Here is one example of a group portrait shot with just one portable speedlight as a fill in light:

Bleustein (29)B

In this group shot, they are all in the sun and the sun lights up their hair and shoulders. Note that the shadows on the grass are in front of the group. This image was filled in with one speedlight mounted on a light stand, set at 1/2 power and placed about 10 feet away and a bit off to the left.

Here’s another example of the same type of lighting setup for a large group:

GroupShotWEB

This image was made on a NYC rooftop using the same technique. Note the great highlights and the open expressions. Since there was a place to plug in my portable studio strobe units, this image was lit with a two lights each aimed into a small umbrella. It provided nice, even illumination of everyone in the group.

The technique of utilizing the sun as an accent light, if you will, works extremely well because it adds a three-dimensional quality to the image. Also, everyone is sharp because I was able to use a small enough aperture to carry focus from front to rear.

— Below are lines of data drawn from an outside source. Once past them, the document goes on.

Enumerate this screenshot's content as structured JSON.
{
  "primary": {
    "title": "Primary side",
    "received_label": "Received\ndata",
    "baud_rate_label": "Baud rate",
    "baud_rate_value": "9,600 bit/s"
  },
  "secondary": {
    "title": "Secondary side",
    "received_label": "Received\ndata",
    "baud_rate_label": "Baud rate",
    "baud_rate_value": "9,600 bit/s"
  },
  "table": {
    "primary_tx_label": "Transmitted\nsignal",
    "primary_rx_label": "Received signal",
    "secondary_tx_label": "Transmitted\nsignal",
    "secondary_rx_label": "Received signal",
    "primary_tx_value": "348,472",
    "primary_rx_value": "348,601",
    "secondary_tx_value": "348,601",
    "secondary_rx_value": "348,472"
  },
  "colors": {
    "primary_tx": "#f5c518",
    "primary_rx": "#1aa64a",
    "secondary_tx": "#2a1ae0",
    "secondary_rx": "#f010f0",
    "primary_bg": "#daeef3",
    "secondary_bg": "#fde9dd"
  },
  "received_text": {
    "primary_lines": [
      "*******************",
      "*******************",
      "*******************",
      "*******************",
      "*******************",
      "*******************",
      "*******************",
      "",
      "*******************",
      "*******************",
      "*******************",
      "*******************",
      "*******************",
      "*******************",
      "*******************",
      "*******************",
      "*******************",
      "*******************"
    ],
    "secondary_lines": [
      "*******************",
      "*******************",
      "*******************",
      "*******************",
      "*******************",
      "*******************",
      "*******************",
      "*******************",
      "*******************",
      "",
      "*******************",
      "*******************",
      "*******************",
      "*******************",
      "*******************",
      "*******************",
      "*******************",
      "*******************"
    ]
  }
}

Photographing Large Groups Indoors:

If you’re going to shoot a large group indoors, you have several requirements again:

  1. You need enough room to pose everyone comfortably
  2. You need enough room to position your lights
  3. You need enough light to be able to stop the lens down enough to carry focus from front to back
  4. Light has to be even so that each person receives the same amount of light on his/her face
  5. There has to be enough room to light the background

Here is a large group which I shot indoors in a rented studio with a large cyclorama:

The lights included in the shot were just props. First of all, the camera was mounted on a tripod set on top of a large platform above the group. A large umbrella was placed almost as high as the camera and as close to the camera as possible. Another umbrella was placed on the opposite side of the camera, a bit lower. In order to carry background tone from front to back, two (2) background lights were placed on either side of the set (making 4 background lights in all) and aimed directly at the background. So, there were a total of six lights used on this set ensuring that everyone was lit evenly and the background was lit evenly as well.

In order to be able to carry focus with my digital SLR, I determined that I needed an aperture of at least f/11, so the main light (large umbrella) was connected to a pack which had a 1600 watt/second output. The fill-in light to the right of the camera was set at 800 watt/seconds and each set of background lights were set at 1000 watt/seconds each. Note how everyone is sharp and well-lit!

Here’s a slightly different technique for a group shot:

For this shot, (a take-off of the Beatles first record cover) was made with a directional main light from the right side, but feathered a bit toward the front in order to make sure everyone was lit. There will always be some fall off from a directional main light, so here is where you might want to add a second light, from the same direction, placed a bit closer to the people farthest away from the main light. You need to make sure that this second light doesn’t overpower the first. You only want to bring the light level of the people furthest away up a bit.

The other thing you need to think about when shooting large groups is to position your subjects at various heights. Sometimes it is hard to avoid that “straight horizon line” look, but if you have chairs, boxes, ladders etc., to give you different heights of the heads in the shot, you will create a much more interesting group portrait.